Feb
11
2008

Catie Wooten
I find that as a second year teacher, collaboration is much more fruitful for me this year. I do find that it takes significant time. I feel fortunate to be on the Freshman Team, with time allocated specifically for collaboration. While this has higher points and lower points, I have found this year that I have been contributing more to the collaboration both in my discipline and across the team. It’s very satisfying to contribute ideas, try them out in both of our classrooms and feel some success.
For Biology, my colleague and I have to carve out that time on our own. We have made a consistent effort to do that this year, and I can see benefits in my classroom as well as to the course. We collaborate on assignments, assessments, tools and other curricular matters primarily. Again, the small successes make that time feel worthwhile.
I know that there are a lot of avenues out there for collaboration beyond my building. However, I find that time is against me on that front. I do bounce things off of my college friend who also teaches biology in another state. But, I have not found a simple way to collaborate online. I think this is because I find fruitful collaboration includes some kind of personal connection. While I am a Digital native in many respects, I find myself clinging to the Digital immigrant cultures of face to face connections based on personal connections to be most effective to me. Perhaps I just need to carve out that time in the way I have for building collaboration. What’s to give?
One idea for additional collaboration: Using more blogs such as those linked to by Oakes in the article. From Toby Fischer’s blog, I found many links about using wikis in classrooms.
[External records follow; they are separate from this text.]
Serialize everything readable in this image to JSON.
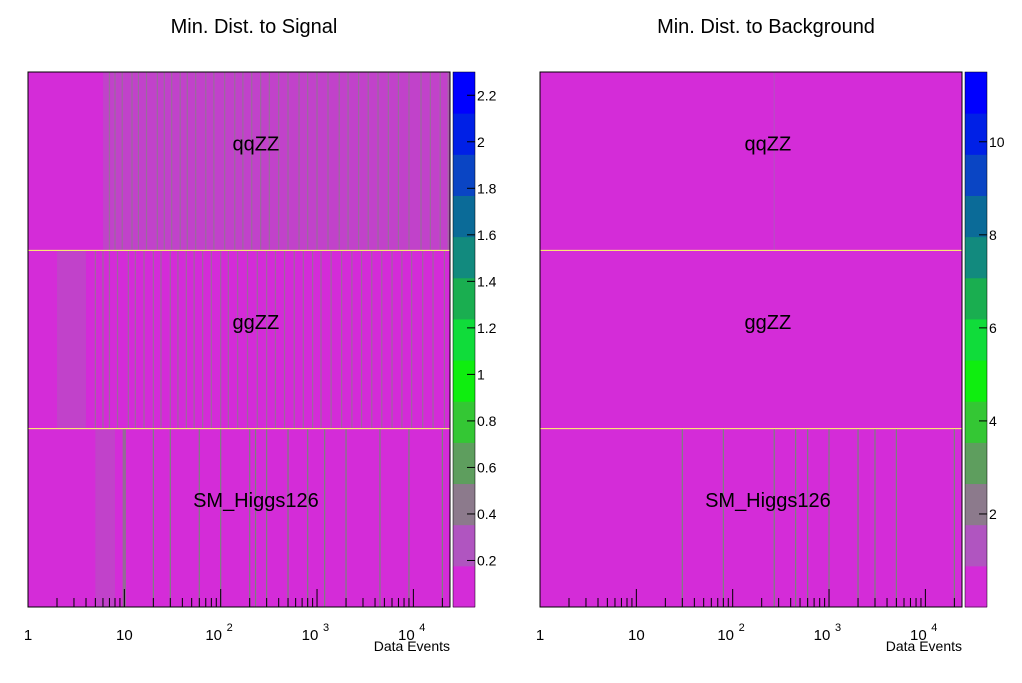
{
  "chart_data": [
    {
      "type": "heatmap",
      "title": "Min. Dist. to Signal",
      "xlabel": "Data Events",
      "xscale": "log",
      "xlim": [
        1,
        24000
      ],
      "x_ticks": [
        {
          "value": 1,
          "base": "1",
          "exp": ""
        },
        {
          "value": 10,
          "base": "10",
          "exp": ""
        },
        {
          "value": 100,
          "base": "10",
          "exp": "2"
        },
        {
          "value": 1000,
          "base": "10",
          "exp": "3"
        },
        {
          "value": 10000,
          "base": "10",
          "exp": "4"
        }
      ],
      "rows": [
        "SM_Higgs126",
        "ggZZ",
        "qqZZ"
      ],
      "colorbar": {
        "min": 0.0,
        "max": 2.3,
        "ticks": [
          "0.2",
          "0.4",
          "0.6",
          "0.8",
          "1",
          "1.2",
          "1.4",
          "1.6",
          "1.8",
          "2",
          "2.2"
        ]
      },
      "background_value": 0.0,
      "bands": [
        {
          "row": "qqZZ",
          "x0": 6,
          "x1": 24000,
          "value": 0.25
        },
        {
          "row": "ggZZ",
          "x0": 2,
          "x1": 24000,
          "value": 0.15
        },
        {
          "row": "ggZZ",
          "x0": 2,
          "x1": 4,
          "value": 0.3
        },
        {
          "row": "SM_Higgs126",
          "x0": 5,
          "x1": 8,
          "value": 0.35
        },
        {
          "row": "SM_Higgs126",
          "x0": 9.6,
          "x1": 10.4,
          "value": 0.7
        }
      ],
      "stripes": [
        {
          "row": "qqZZ",
          "x": [
            7,
            8,
            9.5,
            12,
            14,
            17,
            22,
            26,
            31,
            38,
            45,
            55,
            70,
            85,
            110,
            140,
            170,
            210,
            260,
            320,
            400,
            500,
            650,
            800,
            1000,
            1300,
            1700,
            2100,
            2700,
            3400,
            4300,
            5500,
            7000,
            9000,
            12000,
            15000,
            19000,
            23000
          ],
          "value": 0.45
        },
        {
          "row": "ggZZ",
          "x": [
            5,
            6,
            7,
            8.5,
            11,
            13,
            16,
            20,
            24,
            30,
            36,
            44,
            53,
            65,
            80,
            100,
            120,
            150,
            190,
            240,
            300,
            370,
            460,
            580,
            720,
            900,
            1100,
            1400,
            1800,
            2300,
            2900,
            3700,
            4700,
            6000,
            7600,
            9600,
            12500,
            16000,
            21000
          ],
          "value": 0.4
        },
        {
          "row": "SM_Higgs126",
          "x": [
            20,
            30,
            60,
            100,
            200,
            230,
            300,
            500,
            800,
            1200,
            2000,
            4500,
            9000,
            20000
          ],
          "value": 0.6
        }
      ]
    },
    {
      "type": "heatmap",
      "title": "Min. Dist. to Background",
      "xlabel": "Data Events",
      "xscale": "log",
      "xlim": [
        1,
        24000
      ],
      "x_ticks": [
        {
          "value": 1,
          "base": "1",
          "exp": ""
        },
        {
          "value": 10,
          "base": "10",
          "exp": ""
        },
        {
          "value": 100,
          "base": "10",
          "exp": "2"
        },
        {
          "value": 1000,
          "base": "10",
          "exp": "3"
        },
        {
          "value": 10000,
          "base": "10",
          "exp": "4"
        }
      ],
      "rows": [
        "SM_Higgs126",
        "ggZZ",
        "qqZZ"
      ],
      "colorbar": {
        "min": 0.0,
        "max": 11.5,
        "ticks": [
          "2",
          "4",
          "6",
          "8",
          "10"
        ]
      },
      "background_value": 0.0,
      "bands": [],
      "stripes": [
        {
          "row": "SM_Higgs126",
          "x": [
            30,
            80,
            270,
            450,
            600,
            1000,
            2000,
            3000,
            5000,
            20000
          ],
          "value": 3.0
        },
        {
          "row": "qqZZ",
          "x": [
            270
          ],
          "value": 1.5
        }
      ]
    }
  ]
}
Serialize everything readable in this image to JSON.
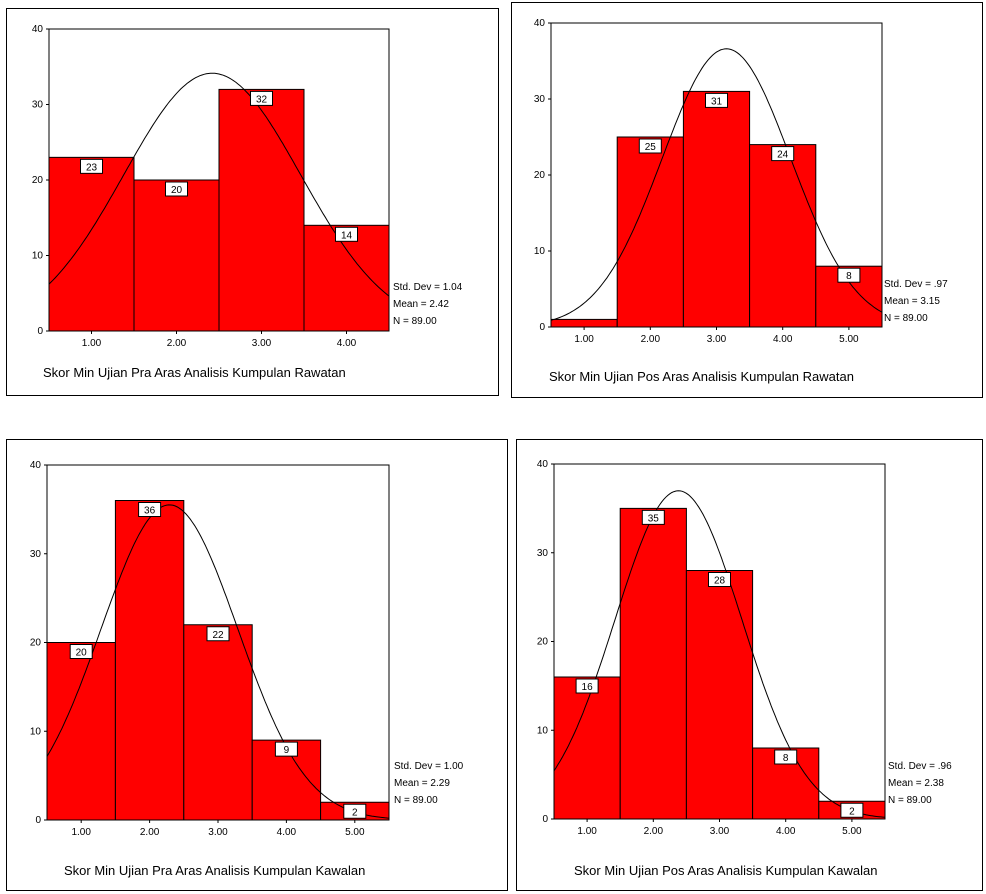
{
  "colors": {
    "bar_fill": "#ff0000",
    "bar_stroke": "#000000",
    "curve": "#000000",
    "label_bg": "#ffffff"
  },
  "chart_data": [
    {
      "type": "bar",
      "xlabel": "Skor Min Ujian Pra Aras Analisis Kumpulan Rawatan",
      "categories": [
        "1.00",
        "2.00",
        "3.00",
        "4.00"
      ],
      "x_tick_labels": [
        "1.00",
        "2.00",
        "3.00",
        "4.00"
      ],
      "values": [
        23,
        20,
        32,
        14
      ],
      "ylim": [
        0,
        40
      ],
      "y_ticks": [
        "0",
        "10",
        "20",
        "30",
        "40"
      ],
      "xlim": [
        0.5,
        4.5
      ],
      "normal_curve": {
        "mean": 2.42,
        "sd": 1.04,
        "n": 89
      },
      "stats": {
        "std_dev": "Std. Dev = 1.04",
        "mean": "Mean = 2.42",
        "n": "N = 89.00"
      }
    },
    {
      "type": "bar",
      "xlabel": "Skor Min Ujian Pos Aras Analisis Kumpulan Rawatan",
      "categories": [
        "1.00",
        "2.00",
        "3.00",
        "4.00",
        "5.00"
      ],
      "x_tick_labels": [
        "1.00",
        "2.00",
        "3.00",
        "4.00",
        "5.00"
      ],
      "values": [
        1,
        25,
        31,
        24,
        8
      ],
      "show_value_labels": [
        false,
        true,
        true,
        true,
        true
      ],
      "ylim": [
        0,
        40
      ],
      "y_ticks": [
        "0",
        "10",
        "20",
        "30",
        "40"
      ],
      "xlim": [
        0.5,
        5.5
      ],
      "normal_curve": {
        "mean": 3.15,
        "sd": 0.97,
        "n": 89
      },
      "stats": {
        "std_dev": "Std. Dev = .97",
        "mean": "Mean = 3.15",
        "n": "N = 89.00"
      }
    },
    {
      "type": "bar",
      "xlabel": "Skor Min Ujian Pra Aras Analisis Kumpulan Kawalan",
      "categories": [
        "1.00",
        "2.00",
        "3.00",
        "4.00",
        "5.00"
      ],
      "x_tick_labels": [
        "1.00",
        "2.00",
        "3.00",
        "4.00",
        "5.00"
      ],
      "values": [
        20,
        36,
        22,
        9,
        2
      ],
      "ylim": [
        0,
        40
      ],
      "y_ticks": [
        "0",
        "10",
        "20",
        "30",
        "40"
      ],
      "xlim": [
        0.5,
        5.5
      ],
      "normal_curve": {
        "mean": 2.29,
        "sd": 1.0,
        "n": 89
      },
      "stats": {
        "std_dev": "Std. Dev = 1.00",
        "mean": "Mean = 2.29",
        "n": "N = 89.00"
      }
    },
    {
      "type": "bar",
      "xlabel": "Skor Min Ujian Pos Aras Analisis Kumpulan Kawalan",
      "categories": [
        "1.00",
        "2.00",
        "3.00",
        "4.00",
        "5.00"
      ],
      "x_tick_labels": [
        "1.00",
        "2.00",
        "3.00",
        "4.00",
        "5.00"
      ],
      "values": [
        16,
        35,
        28,
        8,
        2
      ],
      "ylim": [
        0,
        40
      ],
      "y_ticks": [
        "0",
        "10",
        "20",
        "30",
        "40"
      ],
      "xlim": [
        0.5,
        5.5
      ],
      "normal_curve": {
        "mean": 2.38,
        "sd": 0.96,
        "n": 89
      },
      "stats": {
        "std_dev": "Std. Dev = .96",
        "mean": "Mean = 2.38",
        "n": "N = 89.00"
      }
    }
  ]
}
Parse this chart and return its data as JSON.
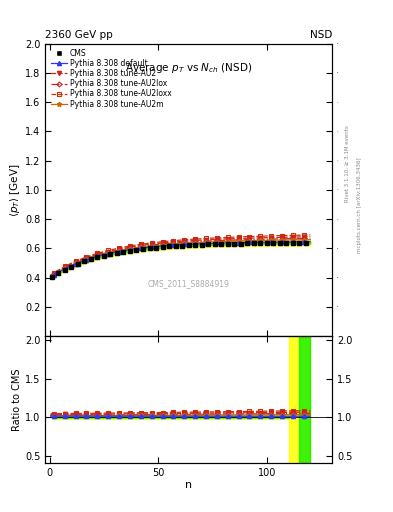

My second idea is to ask my friend to share his bookmarks with me. I love Del.icio.us for this (as you can tell by my previous post).
Tags: collaboration, delicious
Feb
11
2008

Catie Wooten
Trial of Delicious
I’ve been using Delicious for about 6 months now (my Delicious bookmarks). I’ve decided it’s extremely useful. Not only do I use my tags from multiple machines, I’ve been tagging many websites I come across (sometimes even if I’m not sure I’ll use them again). This has proved useful in my classes. Frequently during Biology, I find I remember an image of an organism, or a short video clip I saw of it that would illustrate a point well. With Delicious, I’m able to find that link quickly. I’m also able to tag Science news articles that I might use for various units. This way when I come across a news article that isn’t pertinent to our current unit, I easily access that later.
I’ve also been using Delicious to share resources with students. Instead of linking resources for a topic from my webpage, I send them to a page of a tag or tags from my Delicious account. I’ve tried this for a webquest activity for a cells unit. I found it was helpful, but I need to use the “Notes” section of the tag better. This way I can help students choose the appropriate tool for their needs.
Finally, I’m considering using Delicious as a student tool in conjunction with Netvibes for a disease report. Students traditionally have researched diseases using the CDC and other resources they find. I would like them to share the websites they use with Delicious. This could be done by each student creating an account and being networked with me. I’d like them to do annotations on their Delicious sites, instead of an annotated bibliography. This would enable me to be more participatory in their research process. They would be rating sites for usefulness as well. The Netvibes component would be a tool for their research. I’d like them to use it in conjunction with GoogleNews. They could do an advanced search on GoogleNews for their disease and a location, RSS feed to is using Netvibes. They could also use Netvibes as an aggregator for these RSS feeds, finding images, etc.
Any thoughts on any of these tools?
Trial of Bubblr:
I thought this might be a good tool for one of our projects in Biology that has students explore Protists in story, song, and other media. However, I looked into this more, and there is a lot of highly inappropriate content there. Too bad, I thought it had potential.